Sample data with code is below.

    # Make random dataframe
    x1 <- runif(n = 50, min = 1, max = 50)
    x2 <- runif(n = 50, min = 100, max = 250)
    class <- sample(x = c(0, 1), size = 50, replace = TRUE)
    group <- sample(x = c(1:20), size = 50, replace = TRUE)
    df = data.frame(x1, x2, class, group)

    # perform 10 fold CV while preserving group
    group_folds <- groupKFold(df$group, k = 10)

    group_fit_control <- trainControl(## use grouped CV folds
                              index = group_folds,
                              method = "cv")

    # fit model
    svm_fit <- train(as.factor(class) ~ ., 
            data = select(df, - group), 
            method = "svmLinear",
            trControl = group_fit_control)

    # run prediction
    predict(svm_fit, newdata = select(df, - group))

I think I need to split training and test set in such a way that any group in training set is not found in test set and then only use the training set in train() above.
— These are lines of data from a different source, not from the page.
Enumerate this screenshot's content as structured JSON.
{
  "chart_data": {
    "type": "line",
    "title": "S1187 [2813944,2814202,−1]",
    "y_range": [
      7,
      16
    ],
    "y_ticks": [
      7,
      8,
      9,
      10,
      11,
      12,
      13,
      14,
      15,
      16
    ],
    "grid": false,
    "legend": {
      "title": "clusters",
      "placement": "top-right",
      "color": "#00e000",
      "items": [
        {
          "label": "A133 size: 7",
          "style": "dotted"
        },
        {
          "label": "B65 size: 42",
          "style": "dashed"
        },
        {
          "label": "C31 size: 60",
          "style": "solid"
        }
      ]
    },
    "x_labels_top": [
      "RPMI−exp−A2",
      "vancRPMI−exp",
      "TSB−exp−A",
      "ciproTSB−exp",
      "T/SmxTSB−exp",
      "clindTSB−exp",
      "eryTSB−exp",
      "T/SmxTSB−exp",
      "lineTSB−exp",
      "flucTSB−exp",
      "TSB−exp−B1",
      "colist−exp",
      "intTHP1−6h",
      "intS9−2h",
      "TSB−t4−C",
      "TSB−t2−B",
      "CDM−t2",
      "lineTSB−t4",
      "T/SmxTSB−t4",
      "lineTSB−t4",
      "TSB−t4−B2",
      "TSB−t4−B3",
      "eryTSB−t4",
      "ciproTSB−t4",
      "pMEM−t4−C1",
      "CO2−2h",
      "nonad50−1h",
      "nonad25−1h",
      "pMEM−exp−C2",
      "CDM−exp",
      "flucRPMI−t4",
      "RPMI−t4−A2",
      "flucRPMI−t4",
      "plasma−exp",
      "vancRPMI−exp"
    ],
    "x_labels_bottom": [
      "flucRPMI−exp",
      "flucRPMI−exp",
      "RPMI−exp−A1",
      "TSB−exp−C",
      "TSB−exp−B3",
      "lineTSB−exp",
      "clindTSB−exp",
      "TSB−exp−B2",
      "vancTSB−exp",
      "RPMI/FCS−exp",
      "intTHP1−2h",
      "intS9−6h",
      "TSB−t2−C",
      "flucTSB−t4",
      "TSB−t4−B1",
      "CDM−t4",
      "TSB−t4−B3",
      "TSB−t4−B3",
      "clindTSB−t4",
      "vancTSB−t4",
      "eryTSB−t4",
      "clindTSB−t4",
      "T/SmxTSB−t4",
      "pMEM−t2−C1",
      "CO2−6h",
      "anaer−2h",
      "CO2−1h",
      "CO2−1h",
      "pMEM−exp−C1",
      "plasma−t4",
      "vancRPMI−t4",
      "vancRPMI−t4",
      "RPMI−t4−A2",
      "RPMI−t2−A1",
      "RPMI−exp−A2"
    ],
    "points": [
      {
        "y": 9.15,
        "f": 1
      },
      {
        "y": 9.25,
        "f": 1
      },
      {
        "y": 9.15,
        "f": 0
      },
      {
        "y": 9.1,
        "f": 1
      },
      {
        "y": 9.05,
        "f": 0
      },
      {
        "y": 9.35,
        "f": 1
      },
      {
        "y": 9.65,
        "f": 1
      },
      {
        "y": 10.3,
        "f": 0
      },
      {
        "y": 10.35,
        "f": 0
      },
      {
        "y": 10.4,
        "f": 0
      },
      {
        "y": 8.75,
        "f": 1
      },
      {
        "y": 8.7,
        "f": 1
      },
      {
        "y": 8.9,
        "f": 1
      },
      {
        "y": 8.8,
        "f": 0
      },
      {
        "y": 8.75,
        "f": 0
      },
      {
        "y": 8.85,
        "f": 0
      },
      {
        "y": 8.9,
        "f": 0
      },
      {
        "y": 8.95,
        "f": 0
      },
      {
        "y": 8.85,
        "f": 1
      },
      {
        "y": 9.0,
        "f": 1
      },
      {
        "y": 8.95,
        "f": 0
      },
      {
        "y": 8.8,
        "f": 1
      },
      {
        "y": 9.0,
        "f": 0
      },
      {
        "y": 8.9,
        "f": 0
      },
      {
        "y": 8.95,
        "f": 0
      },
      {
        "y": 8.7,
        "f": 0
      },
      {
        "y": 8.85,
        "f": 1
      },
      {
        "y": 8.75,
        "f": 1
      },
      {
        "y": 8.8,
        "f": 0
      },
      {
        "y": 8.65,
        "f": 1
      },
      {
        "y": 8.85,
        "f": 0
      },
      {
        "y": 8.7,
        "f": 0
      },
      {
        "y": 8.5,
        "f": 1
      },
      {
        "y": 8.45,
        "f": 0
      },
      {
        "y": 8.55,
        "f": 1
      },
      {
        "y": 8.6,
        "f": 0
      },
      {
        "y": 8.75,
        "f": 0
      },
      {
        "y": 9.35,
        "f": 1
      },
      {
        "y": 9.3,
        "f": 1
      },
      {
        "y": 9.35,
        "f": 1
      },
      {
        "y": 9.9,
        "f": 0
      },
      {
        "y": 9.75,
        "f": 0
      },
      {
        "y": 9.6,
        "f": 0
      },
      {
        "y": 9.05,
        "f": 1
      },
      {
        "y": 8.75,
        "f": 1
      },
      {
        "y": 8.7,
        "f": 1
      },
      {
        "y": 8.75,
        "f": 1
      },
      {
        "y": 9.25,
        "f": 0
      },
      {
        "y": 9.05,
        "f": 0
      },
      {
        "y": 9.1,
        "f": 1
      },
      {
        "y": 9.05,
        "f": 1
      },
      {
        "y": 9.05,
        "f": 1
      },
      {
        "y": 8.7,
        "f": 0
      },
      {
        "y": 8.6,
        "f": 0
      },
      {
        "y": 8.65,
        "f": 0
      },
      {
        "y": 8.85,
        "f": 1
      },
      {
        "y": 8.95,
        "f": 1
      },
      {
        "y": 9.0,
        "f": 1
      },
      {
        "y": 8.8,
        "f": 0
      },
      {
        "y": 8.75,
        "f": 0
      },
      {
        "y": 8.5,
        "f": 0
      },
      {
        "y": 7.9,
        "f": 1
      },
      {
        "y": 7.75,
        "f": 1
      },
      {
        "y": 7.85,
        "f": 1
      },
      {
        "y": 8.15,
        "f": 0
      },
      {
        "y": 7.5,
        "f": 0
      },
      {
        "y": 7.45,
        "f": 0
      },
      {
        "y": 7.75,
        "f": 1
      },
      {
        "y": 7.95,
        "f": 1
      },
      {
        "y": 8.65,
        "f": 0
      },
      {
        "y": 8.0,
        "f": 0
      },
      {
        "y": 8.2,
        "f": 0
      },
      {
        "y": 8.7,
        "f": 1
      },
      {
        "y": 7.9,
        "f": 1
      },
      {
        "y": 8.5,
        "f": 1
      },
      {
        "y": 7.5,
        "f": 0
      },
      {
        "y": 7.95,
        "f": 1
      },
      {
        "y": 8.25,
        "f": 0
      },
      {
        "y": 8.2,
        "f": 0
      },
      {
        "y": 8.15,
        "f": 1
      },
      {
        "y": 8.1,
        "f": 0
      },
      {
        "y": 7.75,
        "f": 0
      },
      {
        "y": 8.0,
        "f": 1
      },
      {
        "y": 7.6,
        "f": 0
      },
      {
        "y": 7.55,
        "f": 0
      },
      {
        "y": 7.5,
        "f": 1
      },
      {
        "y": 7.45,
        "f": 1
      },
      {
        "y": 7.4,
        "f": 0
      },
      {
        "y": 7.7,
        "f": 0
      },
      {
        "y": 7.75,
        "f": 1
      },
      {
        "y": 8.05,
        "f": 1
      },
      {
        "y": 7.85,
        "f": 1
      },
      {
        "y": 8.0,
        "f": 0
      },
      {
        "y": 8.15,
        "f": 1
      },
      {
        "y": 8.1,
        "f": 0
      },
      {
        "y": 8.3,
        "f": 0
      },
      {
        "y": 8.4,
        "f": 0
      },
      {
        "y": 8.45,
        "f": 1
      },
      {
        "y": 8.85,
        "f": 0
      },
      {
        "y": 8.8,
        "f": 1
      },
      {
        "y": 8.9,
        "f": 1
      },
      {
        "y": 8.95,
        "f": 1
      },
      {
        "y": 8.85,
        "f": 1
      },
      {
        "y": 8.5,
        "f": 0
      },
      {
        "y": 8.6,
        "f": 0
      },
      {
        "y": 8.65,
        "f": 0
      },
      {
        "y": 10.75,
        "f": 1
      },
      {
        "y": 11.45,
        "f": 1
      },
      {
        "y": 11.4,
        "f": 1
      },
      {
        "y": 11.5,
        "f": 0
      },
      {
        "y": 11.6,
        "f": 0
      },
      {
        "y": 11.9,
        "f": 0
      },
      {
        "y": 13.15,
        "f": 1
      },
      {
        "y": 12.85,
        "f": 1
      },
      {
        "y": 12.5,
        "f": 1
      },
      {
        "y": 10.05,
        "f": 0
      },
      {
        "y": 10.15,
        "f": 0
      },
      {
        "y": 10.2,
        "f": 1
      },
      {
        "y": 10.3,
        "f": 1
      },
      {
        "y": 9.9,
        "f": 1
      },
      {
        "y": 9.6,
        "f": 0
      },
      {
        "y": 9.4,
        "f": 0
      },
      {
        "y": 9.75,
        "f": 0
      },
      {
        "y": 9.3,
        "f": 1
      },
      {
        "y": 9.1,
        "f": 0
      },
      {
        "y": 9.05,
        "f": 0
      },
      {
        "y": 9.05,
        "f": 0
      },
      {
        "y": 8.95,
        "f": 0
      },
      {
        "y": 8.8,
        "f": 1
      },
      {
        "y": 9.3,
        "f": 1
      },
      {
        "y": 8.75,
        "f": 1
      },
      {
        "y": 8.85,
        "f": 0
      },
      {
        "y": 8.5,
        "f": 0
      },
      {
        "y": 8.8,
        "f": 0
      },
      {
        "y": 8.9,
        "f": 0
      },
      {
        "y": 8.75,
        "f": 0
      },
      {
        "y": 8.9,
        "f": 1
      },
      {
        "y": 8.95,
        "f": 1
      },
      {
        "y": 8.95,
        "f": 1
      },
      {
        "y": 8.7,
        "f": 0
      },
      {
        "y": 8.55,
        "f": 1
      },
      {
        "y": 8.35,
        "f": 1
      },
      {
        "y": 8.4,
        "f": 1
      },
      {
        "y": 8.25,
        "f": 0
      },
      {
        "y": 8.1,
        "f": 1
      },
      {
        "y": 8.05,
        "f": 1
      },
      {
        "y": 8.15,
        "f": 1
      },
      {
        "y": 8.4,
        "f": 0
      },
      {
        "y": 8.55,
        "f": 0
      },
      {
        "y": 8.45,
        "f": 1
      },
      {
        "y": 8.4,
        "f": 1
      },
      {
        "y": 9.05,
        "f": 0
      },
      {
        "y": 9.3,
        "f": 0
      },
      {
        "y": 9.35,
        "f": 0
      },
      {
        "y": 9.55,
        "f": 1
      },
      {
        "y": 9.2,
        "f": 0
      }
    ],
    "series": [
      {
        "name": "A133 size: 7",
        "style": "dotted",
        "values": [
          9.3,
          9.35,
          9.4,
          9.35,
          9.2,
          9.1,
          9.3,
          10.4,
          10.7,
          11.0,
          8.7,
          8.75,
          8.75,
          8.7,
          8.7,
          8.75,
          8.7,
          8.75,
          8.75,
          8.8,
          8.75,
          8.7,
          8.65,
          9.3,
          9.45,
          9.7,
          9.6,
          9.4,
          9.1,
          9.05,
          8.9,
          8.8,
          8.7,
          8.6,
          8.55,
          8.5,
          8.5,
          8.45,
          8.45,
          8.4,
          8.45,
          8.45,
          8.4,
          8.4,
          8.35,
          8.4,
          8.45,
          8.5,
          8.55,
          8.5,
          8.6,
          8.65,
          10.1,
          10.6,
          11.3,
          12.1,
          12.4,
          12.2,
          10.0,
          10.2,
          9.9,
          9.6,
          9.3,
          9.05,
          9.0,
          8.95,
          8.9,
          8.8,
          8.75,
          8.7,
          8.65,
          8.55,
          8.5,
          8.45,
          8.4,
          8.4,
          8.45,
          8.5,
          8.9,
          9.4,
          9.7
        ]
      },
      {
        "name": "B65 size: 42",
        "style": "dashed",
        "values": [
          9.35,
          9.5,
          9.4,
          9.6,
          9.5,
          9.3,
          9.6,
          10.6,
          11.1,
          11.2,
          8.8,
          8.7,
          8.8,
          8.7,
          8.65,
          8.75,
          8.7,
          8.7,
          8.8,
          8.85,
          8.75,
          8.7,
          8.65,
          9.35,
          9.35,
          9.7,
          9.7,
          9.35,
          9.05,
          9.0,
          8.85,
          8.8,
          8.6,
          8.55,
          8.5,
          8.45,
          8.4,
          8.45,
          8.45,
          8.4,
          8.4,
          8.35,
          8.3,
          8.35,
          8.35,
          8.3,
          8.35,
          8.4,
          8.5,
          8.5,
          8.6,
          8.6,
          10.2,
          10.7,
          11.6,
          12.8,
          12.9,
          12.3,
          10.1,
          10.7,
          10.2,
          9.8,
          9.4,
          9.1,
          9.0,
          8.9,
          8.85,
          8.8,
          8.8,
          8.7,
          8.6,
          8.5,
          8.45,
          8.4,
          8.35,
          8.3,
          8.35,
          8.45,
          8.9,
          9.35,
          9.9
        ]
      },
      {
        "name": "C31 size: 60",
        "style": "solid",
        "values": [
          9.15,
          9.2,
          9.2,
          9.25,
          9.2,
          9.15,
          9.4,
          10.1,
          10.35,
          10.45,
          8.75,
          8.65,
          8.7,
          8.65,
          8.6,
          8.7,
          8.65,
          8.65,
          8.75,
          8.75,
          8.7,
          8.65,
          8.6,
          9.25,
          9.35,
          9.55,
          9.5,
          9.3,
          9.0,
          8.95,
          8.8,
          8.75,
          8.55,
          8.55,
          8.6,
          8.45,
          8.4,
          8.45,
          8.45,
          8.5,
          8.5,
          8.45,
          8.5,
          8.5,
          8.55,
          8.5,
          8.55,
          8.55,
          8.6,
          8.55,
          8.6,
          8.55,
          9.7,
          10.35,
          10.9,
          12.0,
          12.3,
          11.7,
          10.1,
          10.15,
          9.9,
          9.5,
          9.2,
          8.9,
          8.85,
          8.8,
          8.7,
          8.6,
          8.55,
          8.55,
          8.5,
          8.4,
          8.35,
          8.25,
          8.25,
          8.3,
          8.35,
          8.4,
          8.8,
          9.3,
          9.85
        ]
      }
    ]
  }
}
How can I do this without data leakage?

Thanks for any help.



That a look at

1 Like


Thank you, that's essentially what I wrote as sample code above. I think part of what I'm not understanding is how groupKFold creates a holdout/test set. Or is it used only on the training set to make sure that important groups are preserved during CV?



Per the doc

For Group k-fold cross-validation, the data are split such that no group is contained in both the modeling and holdout sets

So, I think that I may not be on the same page with you. Are we talking about group as a partition of the dataset into k equal portions? Alternatively is there a group factor in the data frame that we want to exclude?

If it's the latter, my admittedly limited understanding is that you will hold out a factor at a time and either end up with k-1 models or feed them back into an "outer" k-fold.



We don't have a separate function to do this for the train/test split. You could use sample() on the unique values of the group and allocate the rows with those group values to the test set.



Thank you for this very helpful clarification. Is there an alternative way outside of caret to achieve a balanced distribution between train/test while preserving important groups? Among the many things I appreciate about createDataPartition is that it is very useful in creating a balanced distribution of the outcome class for train and test set.